Oh God, oh God, jongens toch
Jammert ze.Hoe hebben jullie dat in
Gods naam gedaan?
Door mijn tranen heen vertel ik over het geld dat in de kast lag om
brood te gaan halen.
Leugenaar! Zegt ze, er is geen geld in huis. Ge hebt zeker weer naar
de suikerklontjes gezocht? Snoepen hé altijd maar snoepen! En in een
opwelling van woede wil ze mij een oorveeg geven maar dat lukt maar
half omdat ik nog net kan wegduiken.
Na een tijdje herwint ze haar kalmte, haalt een bezem, veegt alle scherven bijeen en vult er een grote verzinkte waskuip mee.
Jullie pa zal heel erg kwaad zijn zegt ze, je kan een dik pak slaag
verwachten, ga al maar naar bed, ik zal proberen hem eerst wat te
kalmeren als hij thuis komt.
Dat is geen slecht idee, en zo vlug als we kunnen kruipen we in ons
klein tweepersoonsbed.
Na een poosje horen we zijn zware stap op de sintels van het tuinpad en duiken nog dieper weg onder de lakens.
Een ogenblik blijft het stil in de kamer.
Dan horen we de sussende stem van ma maar plots, als een donderslag, klinkt er een luide vloek.
Waar zijn ze? Roept hij. Nu is het genoeg geweest!
Briesend stormt hij onze kamer binnen en smijt de dekens van ons af.
Kom eruit! Beveelt hij, moeten wij daarvoor zo hard werken? En jullie alles zomaar naar den duvel doen?'
Bevend van schrik staan we naast ons bed.
Vooruit, maak jullie pakjes maar en ga ergens anders wonen. Ik wil jullie hier niet meer zien.
Als van de hand Gods geslagen blijven we in een hoekje van de kamer staan.
Wat nu?
Ik had een bolwassing verwacht, maar dit? Buiten gesmeten worden voor iets dat ik niet expres gedaan heb, dat kan toch niet?
Pa raast maar door, hij is ziedend van woede en werpt onze kleren en
schoenen op de bedsprei en knoopt ze tot een bundeltje samen.

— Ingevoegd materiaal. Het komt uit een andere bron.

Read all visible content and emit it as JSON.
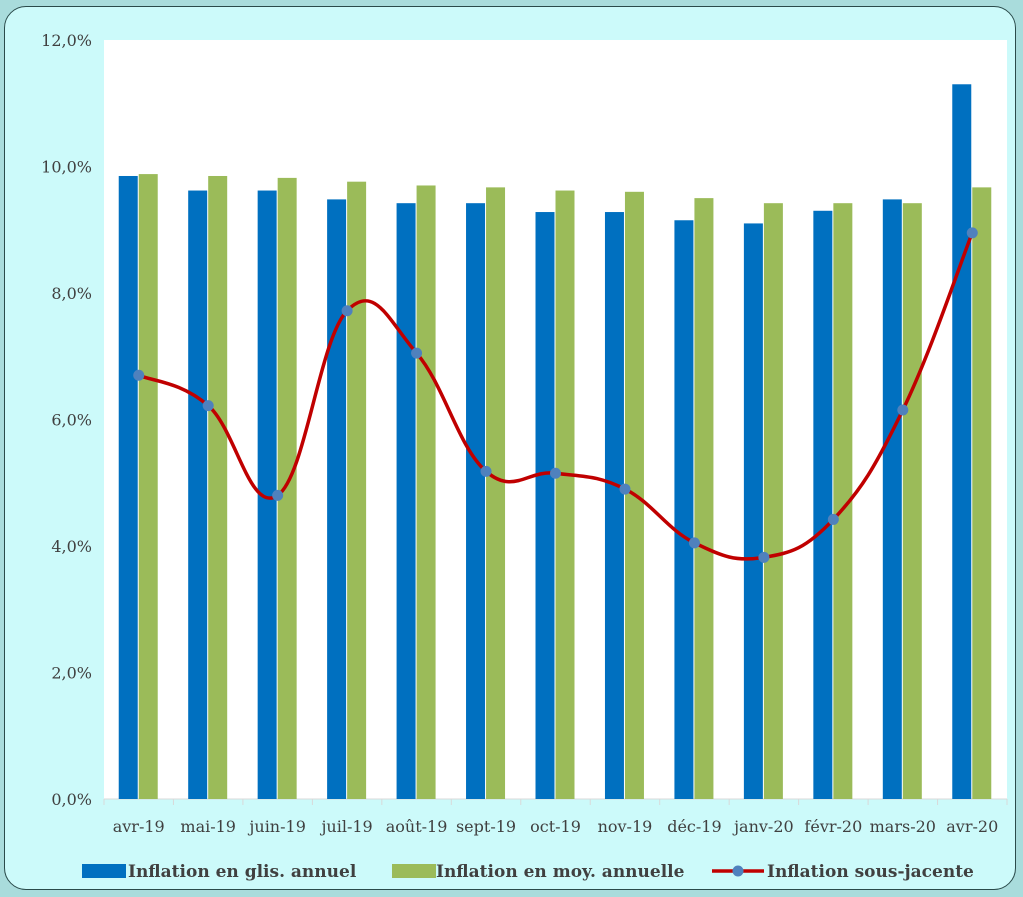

Jullie zijn de nagels van mijn doodskist! Ik kan niet verdienen wat
jullie allemaal kapot maken. Peins niet dat ik jullie nog langer zal
eten geven...
Zijn woede is buiten alle proporties.
Mil begint opnieuw te huilen en ma wil tussenbeide komen maar pa duwt haar onzacht opzij.
Heel die scène duurt slechts een paar minuten maar lijkt ons een eeuwigheid.

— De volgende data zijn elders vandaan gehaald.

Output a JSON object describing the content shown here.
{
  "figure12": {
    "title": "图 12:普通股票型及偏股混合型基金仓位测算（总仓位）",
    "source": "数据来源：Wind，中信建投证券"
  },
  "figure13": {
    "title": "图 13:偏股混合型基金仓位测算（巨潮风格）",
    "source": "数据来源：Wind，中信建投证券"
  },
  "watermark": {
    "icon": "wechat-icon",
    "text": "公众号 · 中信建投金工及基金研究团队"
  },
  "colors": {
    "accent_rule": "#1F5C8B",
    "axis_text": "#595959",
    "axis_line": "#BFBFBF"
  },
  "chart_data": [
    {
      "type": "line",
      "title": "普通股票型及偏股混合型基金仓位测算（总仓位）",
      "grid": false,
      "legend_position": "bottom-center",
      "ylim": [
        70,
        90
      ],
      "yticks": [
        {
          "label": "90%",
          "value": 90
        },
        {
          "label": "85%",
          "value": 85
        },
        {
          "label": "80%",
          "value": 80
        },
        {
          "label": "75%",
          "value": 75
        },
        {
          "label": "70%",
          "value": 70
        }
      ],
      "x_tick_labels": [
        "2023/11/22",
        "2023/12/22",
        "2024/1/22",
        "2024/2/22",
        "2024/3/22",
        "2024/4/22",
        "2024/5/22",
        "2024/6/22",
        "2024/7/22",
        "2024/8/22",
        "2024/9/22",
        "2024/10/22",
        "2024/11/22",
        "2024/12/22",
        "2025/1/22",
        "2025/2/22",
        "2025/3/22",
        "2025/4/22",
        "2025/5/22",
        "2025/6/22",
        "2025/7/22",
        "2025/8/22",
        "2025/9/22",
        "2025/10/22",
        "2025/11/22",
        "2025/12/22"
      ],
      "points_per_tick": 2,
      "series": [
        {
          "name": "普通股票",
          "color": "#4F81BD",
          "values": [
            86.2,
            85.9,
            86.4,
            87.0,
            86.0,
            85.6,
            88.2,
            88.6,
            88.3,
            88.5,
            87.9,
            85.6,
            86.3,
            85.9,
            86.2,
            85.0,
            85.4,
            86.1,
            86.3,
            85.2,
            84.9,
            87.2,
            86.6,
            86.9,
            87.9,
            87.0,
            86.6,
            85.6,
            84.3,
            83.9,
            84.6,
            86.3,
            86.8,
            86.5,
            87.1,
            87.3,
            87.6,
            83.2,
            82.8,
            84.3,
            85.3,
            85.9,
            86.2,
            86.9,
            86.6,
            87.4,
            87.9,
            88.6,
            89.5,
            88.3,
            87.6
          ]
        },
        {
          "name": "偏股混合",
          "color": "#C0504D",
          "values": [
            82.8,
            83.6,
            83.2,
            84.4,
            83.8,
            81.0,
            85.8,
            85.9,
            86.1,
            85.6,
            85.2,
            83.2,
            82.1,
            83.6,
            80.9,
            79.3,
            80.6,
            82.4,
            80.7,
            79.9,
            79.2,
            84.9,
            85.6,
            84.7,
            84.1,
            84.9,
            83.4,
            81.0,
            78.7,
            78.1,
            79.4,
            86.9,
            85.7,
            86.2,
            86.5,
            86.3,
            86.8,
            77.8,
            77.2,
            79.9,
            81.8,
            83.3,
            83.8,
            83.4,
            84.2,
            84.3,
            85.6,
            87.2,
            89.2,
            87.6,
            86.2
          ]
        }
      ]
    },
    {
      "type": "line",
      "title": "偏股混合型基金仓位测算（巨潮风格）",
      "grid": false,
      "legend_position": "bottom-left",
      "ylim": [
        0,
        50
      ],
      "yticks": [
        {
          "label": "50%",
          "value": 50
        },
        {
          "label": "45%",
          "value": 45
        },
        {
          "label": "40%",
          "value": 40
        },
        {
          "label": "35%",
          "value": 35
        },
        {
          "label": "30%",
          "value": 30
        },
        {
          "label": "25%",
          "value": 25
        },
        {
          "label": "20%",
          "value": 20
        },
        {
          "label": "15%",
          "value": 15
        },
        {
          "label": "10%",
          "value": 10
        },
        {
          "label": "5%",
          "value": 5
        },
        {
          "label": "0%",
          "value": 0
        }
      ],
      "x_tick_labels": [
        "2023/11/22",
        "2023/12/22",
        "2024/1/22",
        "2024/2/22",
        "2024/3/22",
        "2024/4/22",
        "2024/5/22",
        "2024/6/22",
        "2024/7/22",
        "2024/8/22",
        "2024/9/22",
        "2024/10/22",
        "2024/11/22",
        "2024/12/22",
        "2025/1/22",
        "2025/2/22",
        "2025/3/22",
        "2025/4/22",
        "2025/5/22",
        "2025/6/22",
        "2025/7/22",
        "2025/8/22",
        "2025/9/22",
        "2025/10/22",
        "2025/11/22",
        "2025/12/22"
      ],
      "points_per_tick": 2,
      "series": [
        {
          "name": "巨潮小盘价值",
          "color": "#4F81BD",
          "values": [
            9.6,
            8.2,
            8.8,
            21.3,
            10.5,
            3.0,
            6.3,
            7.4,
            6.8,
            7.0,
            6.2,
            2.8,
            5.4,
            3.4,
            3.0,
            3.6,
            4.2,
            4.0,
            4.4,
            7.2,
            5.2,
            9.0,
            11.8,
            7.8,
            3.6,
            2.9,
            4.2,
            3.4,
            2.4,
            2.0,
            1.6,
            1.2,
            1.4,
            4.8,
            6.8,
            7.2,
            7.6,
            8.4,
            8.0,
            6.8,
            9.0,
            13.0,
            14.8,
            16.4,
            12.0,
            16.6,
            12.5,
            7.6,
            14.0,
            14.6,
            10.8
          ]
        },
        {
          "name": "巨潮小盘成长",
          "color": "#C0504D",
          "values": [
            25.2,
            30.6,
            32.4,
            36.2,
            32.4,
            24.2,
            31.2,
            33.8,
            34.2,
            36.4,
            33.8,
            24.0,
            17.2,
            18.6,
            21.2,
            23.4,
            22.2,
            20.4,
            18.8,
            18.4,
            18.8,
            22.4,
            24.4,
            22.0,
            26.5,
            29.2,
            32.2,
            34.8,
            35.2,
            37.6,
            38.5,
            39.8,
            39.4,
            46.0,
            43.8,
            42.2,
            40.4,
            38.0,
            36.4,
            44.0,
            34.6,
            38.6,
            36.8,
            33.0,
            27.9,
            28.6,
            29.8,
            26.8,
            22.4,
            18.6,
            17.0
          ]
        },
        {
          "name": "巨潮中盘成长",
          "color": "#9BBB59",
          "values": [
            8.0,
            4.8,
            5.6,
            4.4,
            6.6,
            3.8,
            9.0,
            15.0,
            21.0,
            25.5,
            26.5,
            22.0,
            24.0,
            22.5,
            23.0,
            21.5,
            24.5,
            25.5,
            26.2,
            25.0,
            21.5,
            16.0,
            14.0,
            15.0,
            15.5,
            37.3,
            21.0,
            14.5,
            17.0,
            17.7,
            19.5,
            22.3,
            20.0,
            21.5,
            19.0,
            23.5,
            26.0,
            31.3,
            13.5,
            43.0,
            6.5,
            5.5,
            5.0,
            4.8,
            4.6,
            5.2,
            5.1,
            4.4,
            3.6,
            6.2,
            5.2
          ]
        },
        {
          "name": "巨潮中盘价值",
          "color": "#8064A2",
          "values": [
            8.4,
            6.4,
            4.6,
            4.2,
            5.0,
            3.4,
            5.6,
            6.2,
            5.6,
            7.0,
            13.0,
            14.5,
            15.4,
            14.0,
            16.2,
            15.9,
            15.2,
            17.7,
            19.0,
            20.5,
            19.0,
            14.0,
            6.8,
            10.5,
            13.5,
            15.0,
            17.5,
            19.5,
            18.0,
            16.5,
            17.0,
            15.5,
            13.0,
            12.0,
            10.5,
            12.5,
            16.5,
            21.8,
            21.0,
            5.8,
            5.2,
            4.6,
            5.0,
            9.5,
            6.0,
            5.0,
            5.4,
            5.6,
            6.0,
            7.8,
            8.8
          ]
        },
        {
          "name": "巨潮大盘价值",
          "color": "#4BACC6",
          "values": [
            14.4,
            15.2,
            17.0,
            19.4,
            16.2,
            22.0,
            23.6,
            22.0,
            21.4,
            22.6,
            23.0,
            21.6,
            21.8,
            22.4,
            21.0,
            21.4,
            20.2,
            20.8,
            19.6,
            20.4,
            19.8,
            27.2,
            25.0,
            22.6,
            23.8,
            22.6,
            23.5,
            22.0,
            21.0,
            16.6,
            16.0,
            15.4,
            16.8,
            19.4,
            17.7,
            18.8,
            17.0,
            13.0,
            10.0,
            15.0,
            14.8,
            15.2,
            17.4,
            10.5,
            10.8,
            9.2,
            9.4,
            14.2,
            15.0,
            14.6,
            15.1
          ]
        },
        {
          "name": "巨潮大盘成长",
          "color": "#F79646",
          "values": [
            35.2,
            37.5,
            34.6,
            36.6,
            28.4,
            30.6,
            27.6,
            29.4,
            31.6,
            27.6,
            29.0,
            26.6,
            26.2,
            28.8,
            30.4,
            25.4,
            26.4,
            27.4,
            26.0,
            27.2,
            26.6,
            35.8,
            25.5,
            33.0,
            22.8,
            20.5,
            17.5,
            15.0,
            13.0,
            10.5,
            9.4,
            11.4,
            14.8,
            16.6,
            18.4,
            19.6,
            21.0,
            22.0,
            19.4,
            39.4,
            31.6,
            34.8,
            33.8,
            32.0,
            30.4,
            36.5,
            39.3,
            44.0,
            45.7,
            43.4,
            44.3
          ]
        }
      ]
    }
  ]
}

Als orgelpunt zwiert hij ons pakje met kleren de keuken in tot bij de voordeur.
Een wrokkig gevoel maakt zich plots van mij meester.
Als hij ons niet meer wil, wel dan zullen we maar gaan.
Ik bijt op mijn onderlip om niet te huilen en stap resoluut naar de voordeur
Kom, Mil, we gaan in ons kamp in het bos wonen.
Pa schrikt zichtbaar van deze reactie. Hij voelt dat hij te ver is gegaan.
Bliksemsnel springt hij me achterna en houdt me tegen.
Hélaba manneke, waar gade gij naartoe? Vraagt hij bijna vriendelijk.
De krop in mijn keel belet me om normaal te spreken.
Weg... Stamel ik, 'weg,' en kan mijn tranen niet langer bedwingen.
Kom maar binnen nu, t is al goed. Vooruit. Sust hij.
Hij neemt me onder zachte dwang weer mee in de keuken.
Nee, nee.., kom we gaan Mil.Sputter ik nog tegen, terwijl ik eigenlijk blij ben dat we niet weg moeten.
Nu komt ma tussenbeide. Kom, kom, t is nu al lang goed geweest! moppert ze tegen pa en kijkt hem verwijtend aan.
De kwaadheid van pa smelt als sneeuw voor de zon..
We krijgen nog een kop warme melk voor het slapen gaan en er wordt met geen woord meer over het voorval gesproken.
Van het hele servies is enkel de porseleinen suikerpot ongeschonden overgebleven, omdat hij op het ogenblik van de ramp niet in de kast stond.
De verklaring is eenvoudig: bij gebrek aan echte snoep was suiker voor
ons een lekkernij en daarom stopte ma die suikerpot weg in haar
slaapkamer.
In 1993 zijn onze beide ouders gestorven. Ik wilde niks van meubels of huishoudgerief.
Alléén die suikerpot in doorschijnend porselein heb ik meegenomen.
Hij blijft voor mij een heel dierbaar souvenir.